この神社では毎朝午前8時30分より朝拝神事が行われており、そこではひふみ祝詞の他にも

  • 大祓詞(おおはらえのことば)
  • 十種祓詞(とくさのはらえのことば)
  • 神拝詞(しんぱいし)
  • 称言(たたえごと)
  • 明治天皇御製(二首奉唱)

を奏上することができます。気になった方は当日にお電話して確認を取れば参加することができますよ。(詳細は:HP石上神宮

【まとめ】古神道について

ではまとめに入ります。

古神道とは?

キリスト教や仏教、ヒンドゥー教などの宗教に一切影響されていない古代日本に自然発生的に生まれた自然信仰

古神道と神道の違い

  • 古神道

他の宗教の影響を受けていない神道(仏教伝来以前から日本人が信仰していたもの)

  • 神道

1300年前ごろから入ってきた仏教の影響を受け儒教、キリスト教など様々な宗教と混ざり合ったもの

古神道の歴史

「古神道」と「神道」区別をつけ始めたのは150年明治時代

国民国家として西欧諸国に対抗するべく、天皇を中心とする日本独自の宗教の確立させる必要が出てきたことにより教義も曖昧だった神道をしっかり決める必要性も出てきたことをキッカケに、神道の起源を明らかにしたいという流派が現れ「古神道」と「神道」を区別されるようになった

古神道の行法とまじない、呪文、印、呼吸法

中国の仏教や儒教、陰陽五行説といった中国思想が取り入れられている。

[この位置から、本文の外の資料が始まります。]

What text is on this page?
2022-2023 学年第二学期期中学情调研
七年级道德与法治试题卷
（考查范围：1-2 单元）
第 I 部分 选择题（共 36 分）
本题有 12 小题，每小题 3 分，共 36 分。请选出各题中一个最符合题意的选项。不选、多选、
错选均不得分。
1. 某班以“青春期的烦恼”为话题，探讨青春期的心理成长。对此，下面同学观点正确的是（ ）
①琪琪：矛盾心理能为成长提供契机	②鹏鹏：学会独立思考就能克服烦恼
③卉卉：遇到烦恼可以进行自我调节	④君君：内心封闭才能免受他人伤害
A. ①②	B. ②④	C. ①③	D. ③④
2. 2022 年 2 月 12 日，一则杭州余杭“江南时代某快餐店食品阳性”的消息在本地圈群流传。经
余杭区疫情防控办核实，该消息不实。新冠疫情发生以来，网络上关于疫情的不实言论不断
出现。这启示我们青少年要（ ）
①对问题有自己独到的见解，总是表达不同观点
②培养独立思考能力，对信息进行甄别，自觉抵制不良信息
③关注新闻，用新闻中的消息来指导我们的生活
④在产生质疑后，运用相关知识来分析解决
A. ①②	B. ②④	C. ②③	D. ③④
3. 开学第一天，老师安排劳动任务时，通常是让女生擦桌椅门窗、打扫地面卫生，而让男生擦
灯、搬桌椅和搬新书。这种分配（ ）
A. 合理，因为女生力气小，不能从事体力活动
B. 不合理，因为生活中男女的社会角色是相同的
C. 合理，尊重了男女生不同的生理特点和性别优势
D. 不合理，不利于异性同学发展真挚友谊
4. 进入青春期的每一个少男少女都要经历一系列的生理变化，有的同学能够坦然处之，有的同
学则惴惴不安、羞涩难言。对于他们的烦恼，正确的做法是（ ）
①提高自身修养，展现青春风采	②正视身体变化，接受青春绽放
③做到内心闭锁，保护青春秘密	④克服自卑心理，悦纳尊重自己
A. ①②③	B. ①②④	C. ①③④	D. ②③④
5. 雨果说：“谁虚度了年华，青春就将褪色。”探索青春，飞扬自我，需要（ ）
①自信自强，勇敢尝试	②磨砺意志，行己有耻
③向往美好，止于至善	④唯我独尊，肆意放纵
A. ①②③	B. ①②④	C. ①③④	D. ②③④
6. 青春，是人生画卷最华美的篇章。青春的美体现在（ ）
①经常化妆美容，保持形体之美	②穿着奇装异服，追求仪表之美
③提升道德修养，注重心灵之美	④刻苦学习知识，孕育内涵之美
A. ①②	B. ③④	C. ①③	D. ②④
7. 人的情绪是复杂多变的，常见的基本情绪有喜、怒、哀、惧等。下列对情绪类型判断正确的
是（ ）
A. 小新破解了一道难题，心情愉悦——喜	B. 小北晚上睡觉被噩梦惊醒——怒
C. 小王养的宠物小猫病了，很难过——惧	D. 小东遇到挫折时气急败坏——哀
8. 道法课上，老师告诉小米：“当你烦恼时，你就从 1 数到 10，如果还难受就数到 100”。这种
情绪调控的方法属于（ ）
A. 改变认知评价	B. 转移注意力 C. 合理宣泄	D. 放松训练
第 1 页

「古神道とは」では他の宗教の影響を受けていない神道が古神道であるという定義であるはずだが長い歴史のなかで様々なものを取り入れてきたためもはや真偽はわからなくなっている状態。

古神道に関わる祝詞

  • 天津祝詞(禊祓詞)
  • ひふみ祝詞
  • 最要祓(さいようはらえ)
  • 神通自在心源清浄祓(じんづうじざいしんげんせいじょうはらえ)
  • 一切成就祓
  • 三種大祓

古神道の祝詞は一般の人も読み上げるだけで幸せが舞い込むものもあれば、逆に知られていない力があり読むのは危険とされているものもあるとされているため注意が必要。

現代の古神道解釈

現在では新宗教で古神道を名乗る宗派や、古神道仙法教や古神道本宮身曽岐神社など宗派の流れを受け継いでいる宗派もあるが、カルト宗教であるというマイナスイメージを持っている人が多い。

 

以上、今回は古神道について詳しくご紹介いたしました。「古神道って怪しいものではないのか」と思っていたけれど、実際は古来から受け継がれてきたものだったのが驚きですよね。

この記事でご紹介した動画以外にも様々な人が古神道について語ってくださっています。気になった方はぜひ見てみてはいかがでしょうか。